Nafees is comforted to hear about the TTU Senate resolution as well as the support from bi-partisan lawmakers for the Bridge Act.
“I feel more encouraged and supported and I hope more and more people look into this and support it and realize we need some change to happen,” she said.
Melissa Salazar, an immigration attorney with Whittenburg Law explained that the Bridge Act would have more power to protect DACA recipients than DACA alone; as a law it would be more difficult to repeal than an executive order.
She explained that everything about DACA remains the same currently, in fact eligible people can still apply for DACA now.
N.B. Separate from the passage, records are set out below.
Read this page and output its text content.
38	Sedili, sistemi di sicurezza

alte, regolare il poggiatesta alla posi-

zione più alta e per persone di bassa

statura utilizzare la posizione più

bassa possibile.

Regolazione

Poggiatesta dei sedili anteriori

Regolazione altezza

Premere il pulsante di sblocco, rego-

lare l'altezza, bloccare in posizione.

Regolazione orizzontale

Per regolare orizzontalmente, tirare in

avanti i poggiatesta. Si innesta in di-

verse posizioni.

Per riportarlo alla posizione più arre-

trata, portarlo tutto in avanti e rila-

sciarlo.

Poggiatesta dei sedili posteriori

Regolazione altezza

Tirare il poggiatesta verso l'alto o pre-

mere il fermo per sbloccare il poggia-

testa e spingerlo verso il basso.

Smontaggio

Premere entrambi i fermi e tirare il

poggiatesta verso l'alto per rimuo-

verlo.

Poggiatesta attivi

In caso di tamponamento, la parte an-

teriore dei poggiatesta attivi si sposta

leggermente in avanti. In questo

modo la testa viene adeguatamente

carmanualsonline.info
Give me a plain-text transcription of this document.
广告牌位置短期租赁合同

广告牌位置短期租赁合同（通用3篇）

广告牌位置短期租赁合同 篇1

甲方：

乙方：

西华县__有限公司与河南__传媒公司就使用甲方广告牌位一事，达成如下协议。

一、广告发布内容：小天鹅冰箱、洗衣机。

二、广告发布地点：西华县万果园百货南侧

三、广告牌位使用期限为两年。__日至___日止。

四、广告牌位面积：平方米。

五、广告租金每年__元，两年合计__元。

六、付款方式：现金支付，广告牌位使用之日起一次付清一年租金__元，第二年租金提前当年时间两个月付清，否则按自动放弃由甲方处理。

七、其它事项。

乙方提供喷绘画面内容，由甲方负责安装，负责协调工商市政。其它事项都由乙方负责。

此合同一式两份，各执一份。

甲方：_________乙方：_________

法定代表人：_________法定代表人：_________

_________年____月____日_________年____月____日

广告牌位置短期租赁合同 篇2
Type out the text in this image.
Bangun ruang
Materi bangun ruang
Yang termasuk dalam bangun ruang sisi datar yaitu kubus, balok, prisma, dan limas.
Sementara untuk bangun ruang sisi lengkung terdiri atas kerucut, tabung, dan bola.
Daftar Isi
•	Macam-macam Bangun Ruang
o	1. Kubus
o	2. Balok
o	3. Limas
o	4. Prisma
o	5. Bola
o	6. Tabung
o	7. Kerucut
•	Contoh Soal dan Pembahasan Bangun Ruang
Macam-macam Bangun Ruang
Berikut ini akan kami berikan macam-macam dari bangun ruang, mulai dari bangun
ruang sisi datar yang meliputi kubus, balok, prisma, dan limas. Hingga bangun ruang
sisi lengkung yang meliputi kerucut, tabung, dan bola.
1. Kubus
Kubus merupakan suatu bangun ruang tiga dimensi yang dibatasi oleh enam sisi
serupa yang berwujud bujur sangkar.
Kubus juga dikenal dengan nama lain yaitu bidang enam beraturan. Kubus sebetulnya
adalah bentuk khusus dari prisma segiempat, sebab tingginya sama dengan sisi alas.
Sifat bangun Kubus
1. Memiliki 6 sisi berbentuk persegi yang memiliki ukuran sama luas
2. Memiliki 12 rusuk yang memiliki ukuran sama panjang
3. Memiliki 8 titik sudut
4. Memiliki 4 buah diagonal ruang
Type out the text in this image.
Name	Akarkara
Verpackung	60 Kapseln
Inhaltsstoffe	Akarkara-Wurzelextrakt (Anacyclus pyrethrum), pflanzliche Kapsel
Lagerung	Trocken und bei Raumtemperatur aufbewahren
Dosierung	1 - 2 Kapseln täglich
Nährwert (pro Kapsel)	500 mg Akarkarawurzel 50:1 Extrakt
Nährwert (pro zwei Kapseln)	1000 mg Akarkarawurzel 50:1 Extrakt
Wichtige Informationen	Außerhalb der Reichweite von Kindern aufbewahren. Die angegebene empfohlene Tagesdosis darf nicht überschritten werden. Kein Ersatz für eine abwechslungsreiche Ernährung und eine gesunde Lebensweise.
However, President Trump has the power to change that.
” [The Bridge Act] is more of something temporary, they don’t hope that [the Bridge Act is] something permanent, they hope that in the future there may be something permanent, something permanent that leads to their residency,” Salazar explained.
She said that her law firm sees many clients who are DACA recipients living in the Lubbock community, many of whom are working professionals.
“DACA clients right now are pretty concerned for their future, they are wondering what’s going to happen, they will call and ask has anything changed for them and at this time nothing has changed,” Salazar said.
Salazar believes the Bridge Act could provide a viable temporary solution for those who came to the U.S. as children by allotting them more time with protected status.
“In general DACA students, we live a life at peril, we are uncertain about what will happen in our future, so we really need to make sure that we keep fighting and more than anything we join hands with policy makers, with the rest of our community, that we join hands together so we can continue the fight,” said Nafees.
Nafees uses mathematics to look for insights in biology, she loves math and hopes she can continue learning and teaching at Texas Tech.
“I mean I see myself as an American, as a contributing member of society and I would hope to be able to continue to do that,” she said.